A group of women is calling on the Supreme Court to strike down a Maryland town's topless sunbathing ban, contenting that the policy is discriminatory towards women.

Attorneys representing five women in a case involving the Ocean City statute filed a petition with the Supreme Court on Dec. 1, calling on the bench to review a lower court's decision that called the local policy constitutional, the Salisbury Daily Times reported on Monday.

The Supreme Court has until Jan. 7 to respond to the petition.

Ocean City passed an ordinance in 2017 after Chelsea Eline, one of the plaintiffs behind the petition, reached out to local police to argue for her ability to be topless on the beach, according to the Daily Times.

The next year, Eline and four other women reportedly sued Ocean City, contending that the local law breaches the Equal Protection Clause of the Constitution.

In April 2020, a federal judge ruled that the law was legal and not unconstitutional, a decision that the plaintiffs appealed to the U.S. Court of Appeals less than a month later, according to the newspaper.

A three-judge panel, however, upheld the local law in August, according to The Associated Press. The unanimous ruling said that courts throughout the U.S. have bolstered similar policies.

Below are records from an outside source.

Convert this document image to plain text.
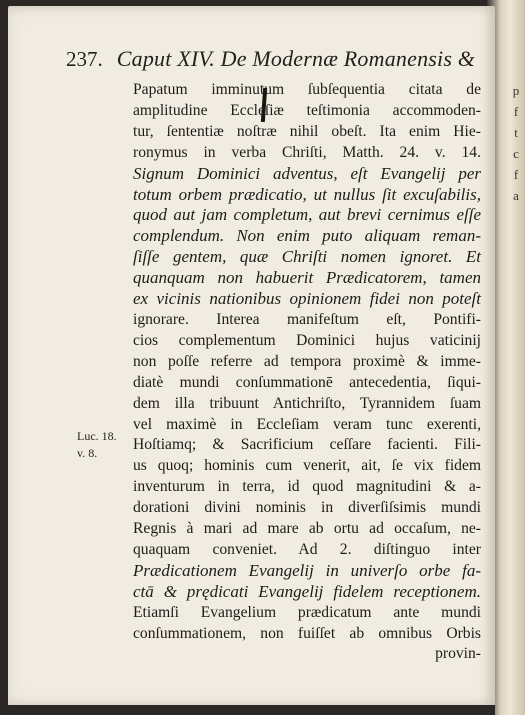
p
f
t
c
f
a
237. Caput XIV. De Modernæ Romanensis &
Luc. 18.
v. 8.
Papatum imminutum ſubſequentia citata de
amplitudine Eccleſiæ teſtimonia accommoden-
tur, ſententiæ noſtræ nihil obeſt. Ita enim Hie-
ronymus in verba Chriſti, Matth. 24. v. 14.
Signum Dominici adventus, eſt Evangelij per
totum orbem prædicatio, ut nullus ſit excuſabilis,
quod aut jam completum, aut brevi cernimus eſſe
complendum. Non enim puto aliquam reman-
ſiſſe gentem, quæ Chriſti nomen ignoret. Et
quanquam non habuerit Prædicatorem, tamen
ex vicinis nationibus opinionem fidei non poteſt
ignorare. Interea manifeſtum eſt, Pontifi-
cios complementum Dominici hujus vaticinij
non poſſe referre ad tempora proximè & imme-
diatè mundi conſummationē antecedentia, ſiqui-
dem illa tribuunt Antichriſto, Tyrannidem ſuam
vel maximè in Eccleſiam veram tunc exerenti,
Hoſtiamq; & Sacrificium ceſſare facienti. Fili-
us quoq; hominis cum venerit, ait, ſe vix fidem
inventurum in terra, id quod magnitudini & a-
dorationi divini nominis in diverſiſsimis mundi
Regnis à mari ad mare ab ortu ad occaſum, ne-
quaquam conveniet. Ad 2. diſtinguo inter
Prædicationem Evangelij in univerſo orbe fa-
ctā & prędicati Evangelij fidelem receptionem.
Etiamſi Evangelium prædicatum ante mundi
conſummationem, non fuiſſet ab omnibus Orbis
provin-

Judge A. Marvin Quattlebaum Jr. said the town leadership had the right to enforce the local policy for women but not men to safeguard public sensibilities, according to the AP.

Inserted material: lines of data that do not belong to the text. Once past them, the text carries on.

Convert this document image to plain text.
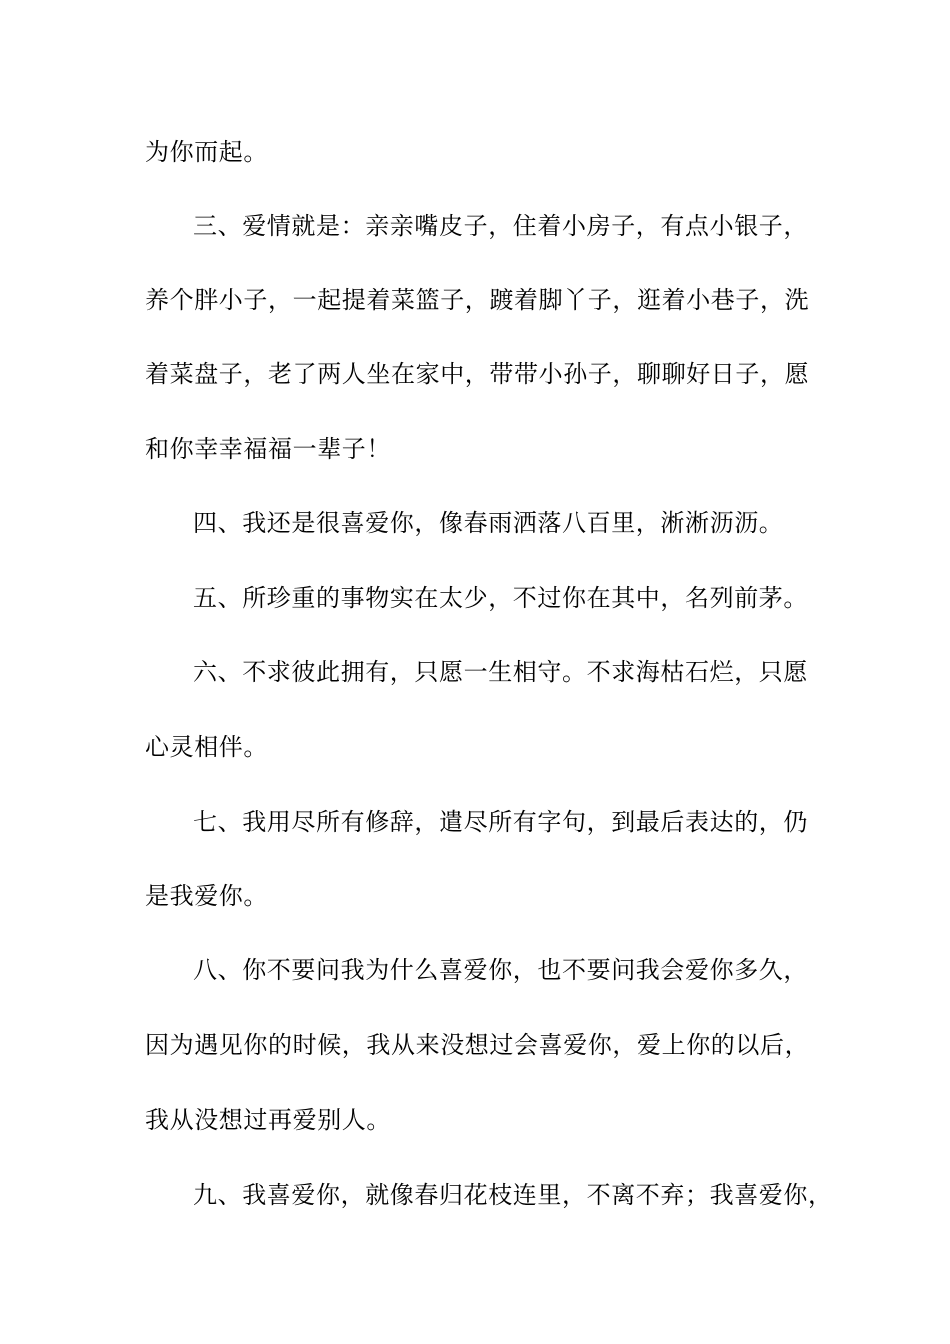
为你而起。
三、爱情就是：亲亲嘴皮子，住着小房子，有点小银子，
养个胖小子，一起提着菜篮子，踱着脚丫子，逛着小巷子，洗
着菜盘子，老了两人坐在家中，带带小孙子，聊聊好日子，愿
和你幸幸福福一辈子！
四、我还是很喜爱你，像春雨洒落八百里，淅淅沥沥。
五、所珍重的事物实在太少，不过你在其中，名列前茅。
六、不求彼此拥有，只愿一生相守。不求海枯石烂，只愿
心灵相伴。
七、我用尽所有修辞，遣尽所有字句，到最后表达的，仍
是我爱你。
八、你不要问我为什么喜爱你，也不要问我会爱你多久，
因为遇见你的时候，我从来没想过会喜爱你，爱上你的以后，
我从没想过再爱别人。
九、我喜爱你，就像春归花枝连里，不离不弃；我喜爱你，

Chief Judge Roger Gregory concurred with the ruling, writing that precedent from the Supreme Court bolsters the policy, but he did suggest that the bench should take another look at the matter.

"At first glance, Ocean City's ordinance seems innocuous enough. ... But we must take care not to let our analysis be confined by the limits of our social lens," Gregory wrote, according to the AP.

"Suppose the ordinance defined nudity to include public exposure of a woman's hair, neck, shoulders, or ankles. Would that law not run afoul of the Equal Protection Clause?" he added.

The petition is specifically asking the Supreme Court to determine if "protecting traditional moral sensibilities" is so high of an interest for the government that it warrants discriminating against women, according to the AP.

It asks the justices to rule that the policy is in breach of the Equal Protection Clause "because the discriminatory gender classification contained in the ordinance does not further an important governmental interest, and is not narrowly tailored to achieve its objective," according to the news wire.